Retinal Dystrophy Associated With RLBP1 Retinitis Pigmentosa: A Five-Year Prospective Natural History Study

Abstract

Purpose: To assess the progression in functional and structural measures over a five-year period in patients with retinal dystrophy caused by RLBP1 gene mutation.

Methods: This prospective, noninterventional study included patients with biallelic RLBP1 mutations from two clinical sites in Sweden and Canada. Key assessments included ocular examinations, visual functional measures (best-corrected visual acuity [BCVA], contrast sensitivity [CS], dark-adaptation [DA] kinetics up to six hours for two wavelengths [450 and 632 nm], Humphrey visual fields [HVF], full-field flicker electroretinograms), and structural ocular assessments.

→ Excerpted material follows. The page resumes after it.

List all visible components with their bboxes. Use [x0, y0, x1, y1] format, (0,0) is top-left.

Results: Of the 45 patients enrolled, 38 completed the full five years of follow-up. At baseline, patients had BCVA ranging from -0.2 to 1.3 logMAR, poor CS, HVF defects, and prominent thinning in central foveal thickness. All patients had extremely prolonged DA rod recovery of approximately six hours at both wavelengths. The test-retest repeatability was high across all anatomic and functional endpoints. Cross-sectionally, poorer VA was associated with older age (right eye, correlation coefficient [CC]: 0.606; left eye, CC: -0.578; P < 0.001) and HVF MD values decreased with age (right eye, CC: -0.672, left eye, CC: -0.654; P < 0.001). However, no major changes in functional or structural measures were noted longitudinally over the five-year period.

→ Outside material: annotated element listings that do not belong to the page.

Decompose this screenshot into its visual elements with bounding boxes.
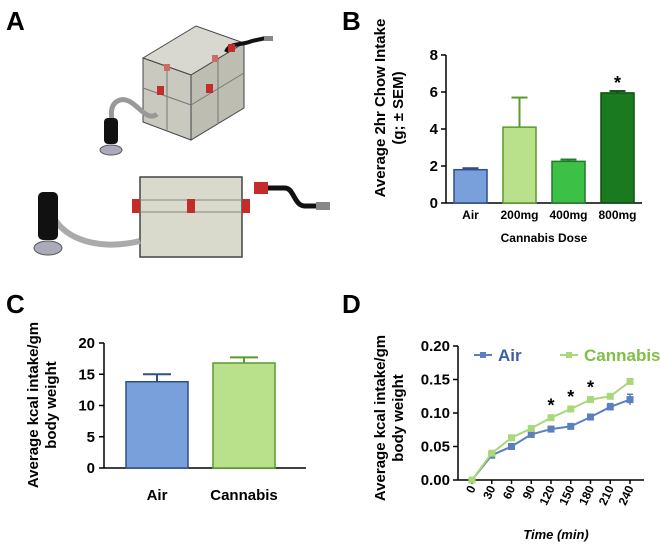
b-category-label: 400mg	[549, 208, 587, 222]
c-y-axis-label-line2: body weight	[43, 361, 60, 449]
d-significance-star: *	[567, 387, 574, 407]
isometric-chamber	[141, 25, 273, 141]
b-significance-star: *	[614, 73, 621, 93]
c-y-tick-label: 10	[78, 398, 95, 415]
d-data-point	[587, 396, 594, 404]
d-legend-swatch-marker	[480, 352, 486, 358]
panel-a-letter: A	[6, 6, 25, 36]
d-data-point	[547, 414, 555, 422]
c-y-tick-label: 5	[87, 429, 95, 446]
b-y-tick-label: 0	[430, 195, 438, 212]
d-x-tick-label: 120	[537, 483, 558, 507]
d-x-tick-label: 180	[576, 483, 597, 507]
d-data-point	[547, 425, 555, 433]
panel-b-letter: B	[342, 6, 361, 36]
c-y-tick-label: 20	[78, 335, 95, 352]
nozzle-upper	[104, 118, 118, 144]
panel-c-letter: C	[6, 289, 25, 319]
d-data-point	[508, 443, 515, 450]
b-y-tick-label: 4	[430, 121, 439, 138]
c-y-tick-label: 15	[78, 366, 95, 383]
b-bar	[551, 160, 586, 204]
panel-d-letter: D	[342, 289, 361, 319]
c-bar	[212, 362, 276, 469]
c-y-tick-label: 0	[87, 460, 95, 477]
d-data-point	[606, 392, 614, 400]
b-bar	[600, 92, 635, 204]
d-data-point	[527, 424, 535, 432]
nozzle-lower	[38, 192, 58, 240]
c-y-axis-label-line1: Average kcal intake/gm	[25, 322, 42, 488]
d-data-point	[587, 413, 594, 421]
d-data-point	[508, 434, 515, 442]
d-data-point	[527, 430, 535, 438]
d-data-point	[626, 396, 634, 404]
d-y-axis-label-line2: body weight	[390, 374, 407, 462]
d-y-tick-label: 0.20	[421, 338, 450, 355]
d-x-tick-label: 0	[463, 483, 479, 495]
d-data-point	[488, 449, 496, 457]
d-data-point	[567, 422, 575, 430]
chart-c: 0 5 10 15 20 Air Cannabis Average kcal intake…	[25, 322, 306, 504]
d-x-tick-label: 90	[520, 483, 538, 501]
d-y-tick-label: 0.15	[421, 372, 450, 389]
d-x-tick-label: 240	[616, 483, 637, 507]
b-category-label: 800mg	[598, 208, 636, 222]
b-y-tick-label: 6	[430, 84, 438, 101]
b-bar	[502, 126, 537, 204]
d-data-point	[567, 405, 575, 413]
d-legend-swatch-marker	[566, 352, 572, 358]
d-legend-label: Air	[498, 346, 522, 365]
front-chamber	[132, 176, 330, 258]
b-y-axis-label-line1: Average 2hr Chow Intake	[372, 19, 389, 198]
d-x-axis-label: Time (min)	[523, 527, 589, 542]
d-data-point	[626, 378, 634, 386]
apparatus-illustration	[33, 25, 330, 258]
d-x-tick-label: 60	[500, 483, 518, 501]
d-data-point	[606, 403, 614, 411]
d-y-axis-label-line1: Average kcal intake/gm	[372, 335, 389, 501]
b-x-axis-label: Cannabis Dose	[501, 231, 588, 245]
b-y-tick-label: 2	[430, 158, 438, 175]
d-data-point	[468, 476, 476, 484]
d-x-tick-label: 150	[556, 483, 577, 507]
b-y-axis-label-line2: (g; ± SEM)	[390, 71, 407, 144]
d-significance-star: *	[547, 396, 554, 416]
d-x-tick-label: 30	[480, 483, 498, 501]
b-category-label: Air	[462, 208, 479, 222]
d-legend-label: Cannabis	[584, 346, 660, 365]
b-y-tick-label: 8	[430, 47, 438, 64]
d-y-tick-label: 0.10	[421, 405, 450, 422]
b-bar	[453, 168, 488, 204]
d-y-tick-label: 0.05	[421, 439, 450, 456]
d-significance-star: *	[587, 378, 594, 398]
chart-d: 0.00 0.05 0.10 0.15 0.20 0 30 60 901201501802102…	[372, 335, 660, 542]
c-category-label: Air	[147, 487, 168, 504]
d-y-tick-label: 0.00	[421, 472, 450, 489]
d-x-tick-label: 210	[596, 483, 617, 507]
b-category-label: 200mg	[500, 208, 538, 222]
c-bar	[125, 381, 189, 469]
c-category-label: Cannabis	[210, 487, 278, 504]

Conclusions: This natural history study, which is the first study to monitor patients with RLBP1 RD for five years, showed that severely delayed DA sensitivity recovery, a characteristic feature of this disease, was observed in all patients across all age groups (17-69 years), making it a potentially suitable efficacy assessment for gene therapy treatment in this patient population.

Figure 1.

(A) Weighted visual acuity (BCVA) of all patients with RLBP1 RD throughout the duration of this study as a function of age. Each shape in respective color represents each patient. (B) Weighted contrast sensitivity of all patients with RLBP1 RD throughout the duration of this study as a function of age. Each shape in respective color represents each patient. (C) Weighted HVF MD of all patients with RLBP1 RD throughout the duration of this study as a function of age. Each shape in respective color represents each patient.

Figure 2.

(A) Mean DA sensitivity during six hours in patients with RLBP1 RD in comparison with healthy volunteers. (B) DA kinetic curves (mean ± SEM) at short (blue 450 nm) and long (red 632 nm) wavelengths in patients with RLBP1 RD. BAS, baseline.

Figure 3.

Difference between short (blue 450 nm) and long (red 632 nm) wavelength DA sensitivity: A difference of ≥2.0 log-units in DA sensitivity recovery scores between short and long wavelengths after one hour in the dark explains the role of rods in recovering sensitivity at one-hour after bleaching. BAS, baseline.

Figure 4.

DA prebleach sensitivity of all patients with RLBP1 RD throughout the duration of this study as a function of age. Each shape in respective color represents each patient.

Figure 5.

(A) Endpoints sensitive to disease progression at two years. (B) Endpoints sensitive to disease progression at 5 years. **For these measures higher value indicates worse result; therefore the SNR sign was reversed to compare across all measures. SNR, signal-to-noise ratio.

Figure 6.

Bland-Altman plot for the test-retest repeatability across endpoints. EZ, ellipsoid zone; IR, inner retinal layer; ONL, outer nuclear layer; PR, photoreceptor.